Establishing British legal jurisdiction over the global slave trade

Palmerston (3rd Viscount), Henry John Temple, British Prime Minister (1784-1865). Letter signed.

[London], Foreign Office, 14. VIII. 1838.

Folio (203 x 318 mm). 2 pp. on bifolium. In an English secretarial hand, signed by Lord Palmerston.

Includes: Sir John Dodson, advocate-general (1780-1858). Secretarial copy of a letter. [London], Doctors' Commons, 3 August 1838. Folio. 3 pp. on bifolium.

 3,000.00

The Foreign Secretary and future British Prime Minister Lord Palmerston asserts Britain's right to seize slavers' ships in rivers on the coast of Africa. This policy formed the basis of Palmerston's suppression of the international slave trade, but benefitted British imperial interests by providing the legal basis for England to ignore the sovereignty of "Native States" in whose waters the British could now legally operate with impunity; in doing so, Palmerston paved the way for Britain's Scramble for Africa.

Lord Palmerston was twice the Prime Minister of Britain, and one of the most influential Foreign Secretaries to have shaped the British Empire. He wrote this letter in reply to Earl Minto (1782-1859), First Lord of the Admiralty, who had evidently questioned the legality of British ships capturing foreign vessels in foreign waters, slaver or not. Palmerston's reply makes clear his dedication to both the eradication of the slave trade and the enlargement of Britain's colonial power, sending Minto a copy of a letter from the Queen's Advocate, John Dodson. Palmerston writes:

"I have referred to Her Majesty's Advocate General, the doubt which was stated in Your Lordship's Letter to me [...] whether British Cruizers may be allowed to enter rivers on the Coast of Africa, and Capture Slave Vessels […] without regard to the supposed Rights of the Native States in whose rivers or ports they are found, and I enclose to you a Copy of the Note which I have received in Answer from that Officer".

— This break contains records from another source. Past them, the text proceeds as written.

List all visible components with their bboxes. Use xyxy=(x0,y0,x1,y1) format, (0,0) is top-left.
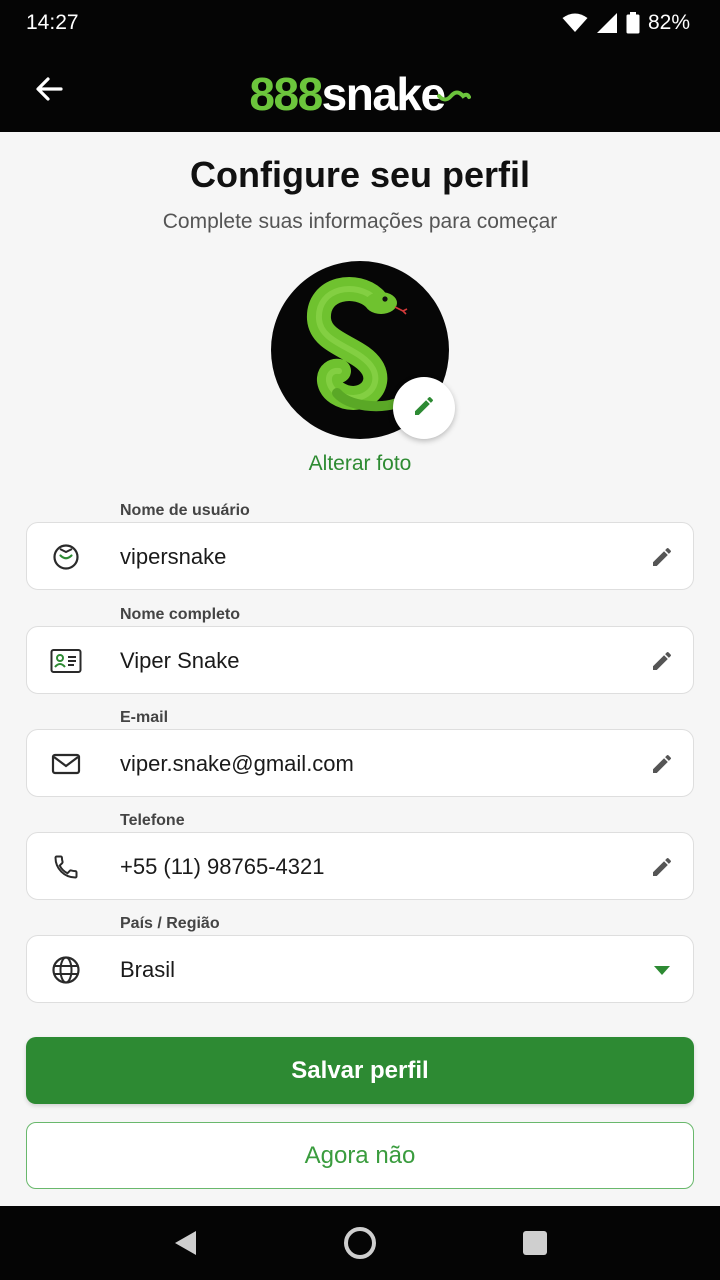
phone-field[interactable]: +55 (11) 98765-4321 xyxy=(26,832,694,900)
email-field[interactable]: viper.snake@gmail.com xyxy=(26,729,694,797)
phone-value: +55 (11) 98765-4321 xyxy=(120,854,325,879)
fullname-label: Nome completo xyxy=(120,606,241,623)
save-profile-button[interactable]: Salvar perfil xyxy=(26,1037,694,1104)
logo-number: 888 xyxy=(249,68,323,120)
pencil-icon xyxy=(412,394,436,423)
country-select[interactable]: Brasil xyxy=(26,935,694,1003)
username-value: vipersnake xyxy=(120,544,227,569)
battery-icon xyxy=(626,12,640,34)
email-value: viper.snake@gmail.com xyxy=(120,751,354,776)
signal-icon xyxy=(596,13,618,33)
phone-icon xyxy=(49,850,83,884)
globe-icon xyxy=(49,953,83,987)
email-label: E-mail xyxy=(120,709,169,726)
wifi-icon xyxy=(562,13,588,33)
id-card-icon xyxy=(49,644,83,678)
logo-word: snake xyxy=(321,68,446,120)
system-nav-bar xyxy=(0,1206,720,1280)
change-photo-link[interactable]: Alterar foto xyxy=(0,452,720,476)
not-now-button[interactable]: Agora não xyxy=(26,1122,694,1189)
status-bar: 14:27 82% xyxy=(0,0,720,46)
page-subtitle: Complete suas informações para começar xyxy=(162,210,558,233)
status-time: 14:27 xyxy=(26,11,79,34)
page-title: Configure seu perfil xyxy=(189,154,531,195)
country-value: Brasil xyxy=(120,957,176,982)
snake-tail-icon xyxy=(436,60,471,116)
nav-recents-icon[interactable] xyxy=(520,1228,550,1258)
avatar-edit-button[interactable] xyxy=(393,377,455,439)
edit-username-pencil-icon[interactable] xyxy=(647,542,677,572)
fullname-field[interactable]: Viper Snake xyxy=(26,626,694,694)
country-label: País / Região xyxy=(120,915,220,932)
username-label: Nome de usuário xyxy=(120,502,250,519)
brand-logo: 888snake xyxy=(0,60,720,122)
edit-email-pencil-icon[interactable] xyxy=(647,749,677,779)
profile-setup-screen: Configure seu perfil Complete suas infor… xyxy=(0,132,720,1206)
phone-label: Telefone xyxy=(120,812,185,829)
mail-icon xyxy=(49,747,83,781)
edit-fullname-pencil-icon[interactable] xyxy=(647,646,677,676)
app-header: 888snake xyxy=(0,46,720,132)
status-icons: 82% xyxy=(562,11,690,35)
user-circle-icon xyxy=(49,540,83,574)
chevron-down-icon[interactable] xyxy=(647,955,677,985)
fullname-value: Viper Snake xyxy=(120,648,240,673)
username-field[interactable]: vipersnake xyxy=(26,522,694,590)
nav-back-icon[interactable] xyxy=(170,1228,200,1258)
edit-phone-pencil-icon[interactable] xyxy=(647,852,677,882)
nav-home-icon[interactable] xyxy=(343,1226,377,1260)
battery-level: 82% xyxy=(647,11,690,34)
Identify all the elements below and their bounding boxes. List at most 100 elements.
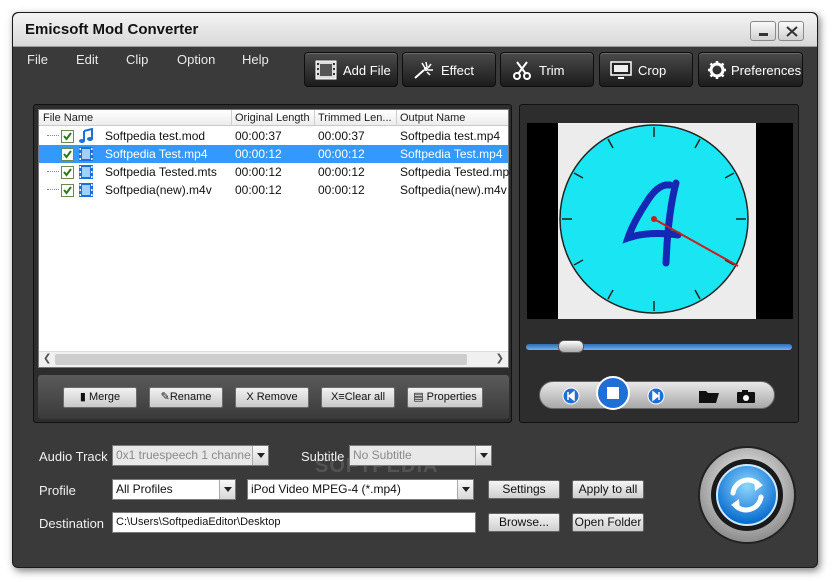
- destination-field[interactable]: C:\Users\SoftpediaEditor\Desktop: [112, 512, 476, 533]
- column-original-length[interactable]: Original Length: [235, 112, 315, 124]
- close-icon: [786, 26, 798, 37]
- file-list-header: File Name Original Length Trimmed Len...…: [39, 110, 508, 126]
- minimize-icon: [759, 33, 768, 36]
- scroll-left-icon[interactable]: ❮: [43, 353, 51, 364]
- audio-note-icon: [79, 128, 93, 143]
- scroll-right-icon[interactable]: ❯: [496, 353, 504, 364]
- crop-button[interactable]: Crop: [599, 52, 693, 87]
- file-row[interactable]: Softpedia Test.mp4 00:00:12 00:00:12 Sof…: [39, 145, 508, 163]
- convert-button[interactable]: [697, 445, 797, 545]
- subtitle-label: Subtitle: [301, 449, 345, 464]
- menu-edit[interactable]: Edit: [76, 52, 98, 67]
- file-list[interactable]: File Name Original Length Trimmed Len...…: [38, 109, 510, 368]
- trim-button[interactable]: Trim: [500, 52, 594, 87]
- apply-to-all-button[interactable]: Apply to all: [572, 480, 644, 499]
- rename-label: Rename: [169, 391, 212, 403]
- preview-panel: [519, 104, 799, 423]
- add-file-label: Add File: [343, 63, 391, 78]
- magic-wand-icon: [414, 61, 433, 79]
- file-row[interactable]: Softpedia Tested.mts 00:00:12 00:00:12 S…: [39, 163, 510, 181]
- playback-controls: [539, 376, 775, 410]
- remove-button[interactable]: X Remove: [235, 387, 309, 408]
- profile-category-value: All Profiles: [116, 482, 173, 496]
- output-name-cell: Softpedia Tested.mp4: [400, 165, 510, 179]
- menu-option[interactable]: Option: [177, 52, 215, 67]
- folder-icon[interactable]: [698, 389, 720, 404]
- settings-button[interactable]: Settings: [488, 480, 560, 499]
- original-length-cell: 00:00:12: [235, 183, 282, 197]
- seek-handle[interactable]: [558, 340, 584, 353]
- file-name-cell: Softpedia Tested.mts: [105, 165, 217, 179]
- scissors-icon: [513, 61, 531, 80]
- merge-label: Merge: [88, 391, 121, 403]
- trim-label: Trim: [539, 63, 565, 78]
- audio-track-label: Audio Track: [39, 449, 108, 464]
- audio-track-select[interactable]: 0x1 truespeech 1 channe: [112, 445, 269, 466]
- effect-button[interactable]: Effect: [402, 52, 496, 87]
- trimmed-length-cell: 00:00:37: [318, 129, 365, 143]
- row-checkbox[interactable]: [61, 130, 74, 143]
- gear-icon: [708, 61, 726, 79]
- menu-file[interactable]: File: [27, 52, 48, 67]
- clear-all-button[interactable]: X≡Clear all: [321, 387, 395, 408]
- trimmed-length-cell: 00:00:12: [318, 183, 365, 197]
- audio-track-value: 0x1 truespeech 1 channe: [116, 448, 251, 462]
- video-preview: [527, 123, 793, 319]
- horizontal-scrollbar[interactable]: ❮ ❯: [39, 351, 508, 367]
- film-icon: [79, 147, 93, 161]
- profile-value: iPod Video MPEG-4 (*.mp4): [251, 482, 401, 496]
- remove-label: Remove: [256, 391, 298, 403]
- scroll-thumb[interactable]: [55, 354, 467, 365]
- output-name-cell: Softpedia test.mp4: [400, 129, 501, 143]
- profile-select[interactable]: iPod Video MPEG-4 (*.mp4): [247, 479, 474, 500]
- file-list-panel: File Name Original Length Trimmed Len...…: [33, 104, 512, 423]
- file-row[interactable]: Softpedia(new).m4v 00:00:12 00:00:12 Sof…: [39, 181, 508, 199]
- open-folder-button[interactable]: Open Folder: [572, 513, 644, 532]
- close-button[interactable]: [778, 21, 804, 41]
- add-file-button[interactable]: Add File: [304, 52, 398, 87]
- row-checkbox[interactable]: [61, 184, 74, 197]
- file-name-cell: Softpedia test.mod: [105, 129, 206, 143]
- film-icon: [79, 183, 93, 197]
- destination-label: Destination: [39, 516, 105, 531]
- browse-button[interactable]: Browse...: [488, 513, 560, 532]
- next-icon[interactable]: [647, 387, 665, 405]
- original-length-cell: 00:00:37: [235, 129, 282, 143]
- subtitle-select[interactable]: No Subtitle: [349, 445, 492, 466]
- window-title: Emicsoft Mod Converter: [25, 21, 199, 38]
- video-frame-clock: [559, 124, 749, 314]
- title-bar: Emicsoft Mod Converter: [13, 13, 817, 47]
- minimize-button[interactable]: [750, 21, 776, 41]
- app-window: Emicsoft Mod Converter File Edit Clip Op…: [12, 12, 818, 568]
- properties-button[interactable]: ▤ Properties: [407, 387, 483, 408]
- menu-clip[interactable]: Clip: [126, 52, 148, 67]
- preferences-button[interactable]: Preferences: [698, 52, 803, 87]
- file-row[interactable]: Softpedia test.mod 00:00:37 00:00:37 Sof…: [39, 127, 508, 145]
- output-name-cell: Softpedia Test.mp4: [400, 147, 503, 161]
- merge-button[interactable]: ▮ Merge: [63, 387, 137, 408]
- film-icon: [79, 165, 93, 179]
- row-checkbox[interactable]: [61, 166, 74, 179]
- film-add-icon: [315, 60, 337, 80]
- rename-button[interactable]: ✎Rename: [149, 387, 223, 408]
- file-action-bar: ▮ Merge ✎Rename X Remove X≡Clear all ▤ P…: [38, 375, 509, 419]
- column-file-name[interactable]: File Name: [43, 112, 229, 124]
- original-length-cell: 00:00:12: [235, 147, 282, 161]
- column-trimmed-length[interactable]: Trimmed Len...: [318, 112, 398, 124]
- properties-label: Properties: [426, 391, 477, 403]
- profile-label: Profile: [39, 483, 76, 498]
- column-output-name[interactable]: Output Name: [400, 112, 508, 124]
- trimmed-length-cell: 00:00:12: [318, 147, 365, 161]
- stop-icon[interactable]: [596, 376, 630, 410]
- menu-help[interactable]: Help: [242, 52, 269, 67]
- profile-category-select[interactable]: All Profiles: [112, 479, 236, 500]
- file-name-cell: Softpedia(new).m4v: [105, 183, 212, 197]
- crop-label: Crop: [638, 63, 667, 78]
- monitor-crop-icon: [610, 61, 632, 79]
- camera-icon[interactable]: [736, 389, 756, 404]
- preferences-label: Preferences: [731, 63, 802, 78]
- effect-label: Effect: [441, 63, 475, 78]
- previous-icon[interactable]: [562, 387, 580, 405]
- subtitle-value: No Subtitle: [353, 448, 412, 462]
- row-checkbox[interactable]: [61, 148, 74, 161]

In the enclosed official copy, Dodson writes: "I am of Opinion, that so far as the Contracting Parties are concerned, Captures may be legally made any where within the Limits mentioned in the Treaties excepting in Ports excepted in the said Treaties, and consequently that British Cruizers may enter Rivers on the Coast of Africa, and capture any Slave Vessel there which may be liable to Seizure under Treaties between Great Britain and Foreign States, without affording to the Owners of the Vessels so Captured, or to the State of which such Owners may be subjects the right of demanding Restitution. A Territorial Claim can only be made by the Govt. whose Territory has been violated, and I presume that the Native States of Africa in whose Rivers or Ports Slave Vessels may be found, are not very likely to advance such a pretension [...]".

Condition

Minor creasing and light smudging to edges; in excellent condition.